Now, I will admit initially it was Gabrielle's lip color that made me take a second look at the book and actually pick it up. But I know full well there are no accident's in life. I walked into Barnes and Nobles looking for a book my acupuncturist suggest I read. Apparently, I am not dealing with the stress in my life in an optimal way. They didn't have the book she suggested, but I now know I was meant to find this book. Just as I am meant to share it with all of you.
We all experience bumps in the road or hiccups in our lives. An important person to me describes these challenging times as pushes from Angels. When they push us they say "Oh this is going hurt." But they push us because they know when we come out on the other side we are so much better for the lesson in life. I am at one of those places. It seems that my inability to deal with stress is causing some health issues. If you have ever experienced occipital neuralgia you understand my pain. This condition is a game changer.
Over the Easter holiday I started experienced electric volts of pain in my jaw. I assumed the clenching of my teeth (which is how I deal with stress) caused damage to a crown, and exposed a nerve. Over the weekend, the pain spread to my throat, the muscles in my neck, the side of my head and even my hair hurt.
First thing Monday morning I showed up at my dentist office - Do not pass go do not collect $200 dollars. As luck would have it, there was a cancellation and they were able to fit me in. I learned there was nothing wrong with my teeth but that I was experiencing TMD, neuralgia and a variety of other large words. He fit my mouth for a custom bite guard, told me to take Ibuprofen and sent me on my way. (It takes about two weeks to get my mouth guard)
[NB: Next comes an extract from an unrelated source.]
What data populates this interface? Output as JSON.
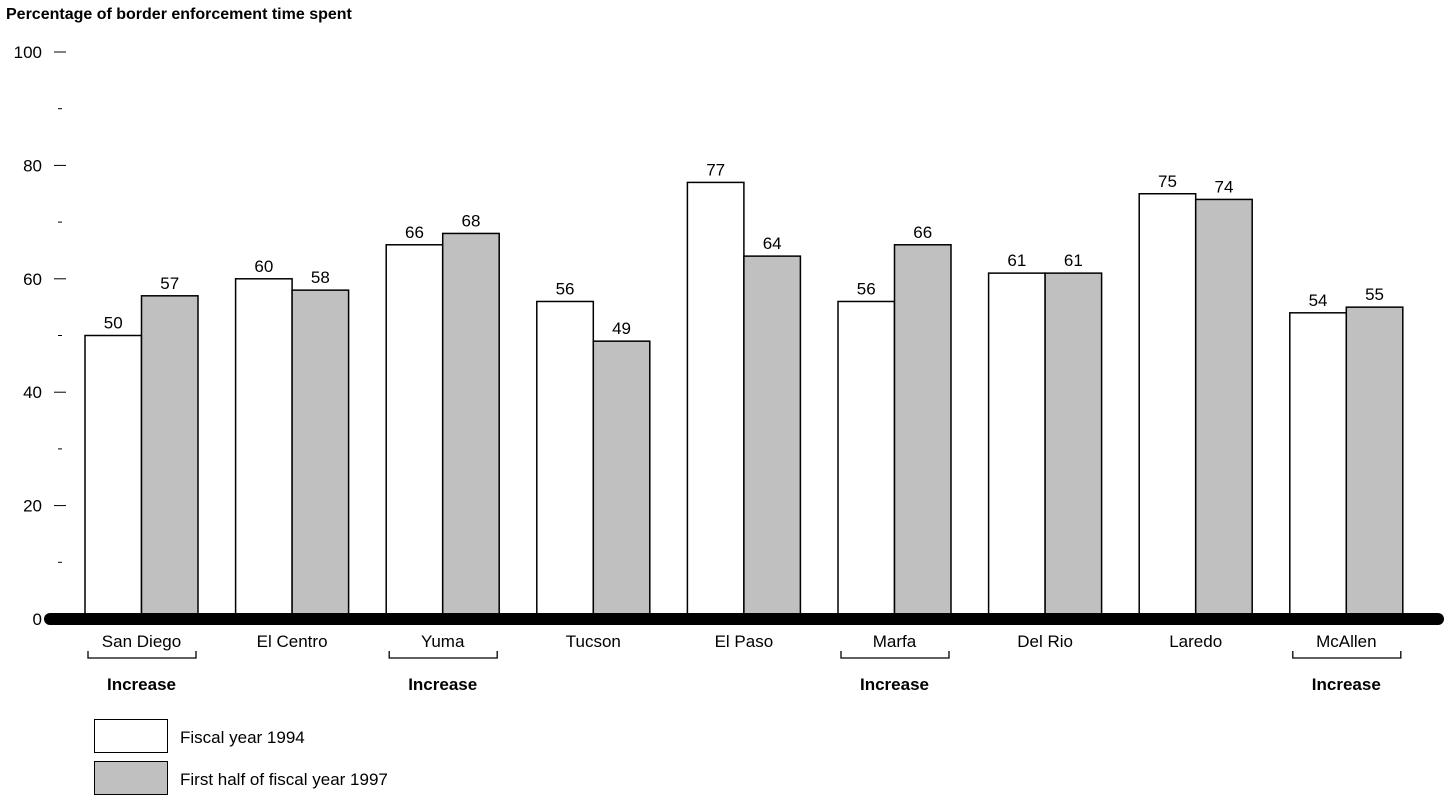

During the week I attended a two-day workshop for my job and thought possibly being away from the office might help relax things; however by Thursday the electric volts of pain turned into feeling like I was being hit in the head with a baseball bat. It is the kind of pain that stops you in your tracks and involuntarily moan, flinch and make funny faces. The pain reliever helps to dull the pain, which is always with me; however as the medication wears off the waves of being hit in the head happen as often as minutes apart from each other. By Friday morning I was in tears. I was in so much pain. I thought about going to the emergency room, but my high deductible stopped me in my tracks. Thoughts of my friend's four-year old daughter who is battling Neuroblastoma Cancer ran though my mind. I can't even begin to wrap my brain about what her tiny little body has endured. Thoughts of Teeja made me suck it up, pop my Ibuprofen and head to work.
Friday after work, my friend Suzannah invited me over to her home for a much needed girls night. I was so uncomfortable I was not sure how much fun I would be. But the minute I arrived I was glad. She baked the most delicious homemade sour dough bread, served it with some incredibly creamy brie and we washed it down with a lovely cabernet sauvignon. When a person is going through a crisis if that doesn't say love than I don't know what does! I didn't mention that my friend is the most phenomenal massage therapist EVER, and while our evening was really supposed to be about relaxing (for both of us) she worked her magic on my ailments. Thank you Suzannah!
The next morning bright and early I had an appointment with my acupuncturist. She is another special person in my life. I have so much respect for her I would not even know where to begin. I will share with you what ever your ailment anxiety to pain management acupuncture is amazing! These are all tools in my arsenal to get better, and I will. There is nothing like blinding pain to motivate a person to change.
Today my journey lead me to this incredible book.
"Over the last several years, our collective negativity and fear have adversely affected the economy, the environment, and the health of all beings on this planet. Due to new technology, global warming, financial-crises, violent crimes, political turmoil and planetary shifts, we've become more sensitive to the energy around us and the pace of life."
YES, YES and YES! We all know these things to be true, but she is the first person to actually tell me how to deal with it. I have had a variety of sources confirm that I need to speak my truth. The funny thing is I knew they were all correct but as a people pleaser, you might as well ask me to put a round peg in a square hole.
I have started to shift my thoughts and perceptions, which will help me as I go into the battle ground at work tomorrow. I am incredibly to my mom, and my friends for helping me during this challenging time in my life. I leave you with this - Happiness is a choice you make!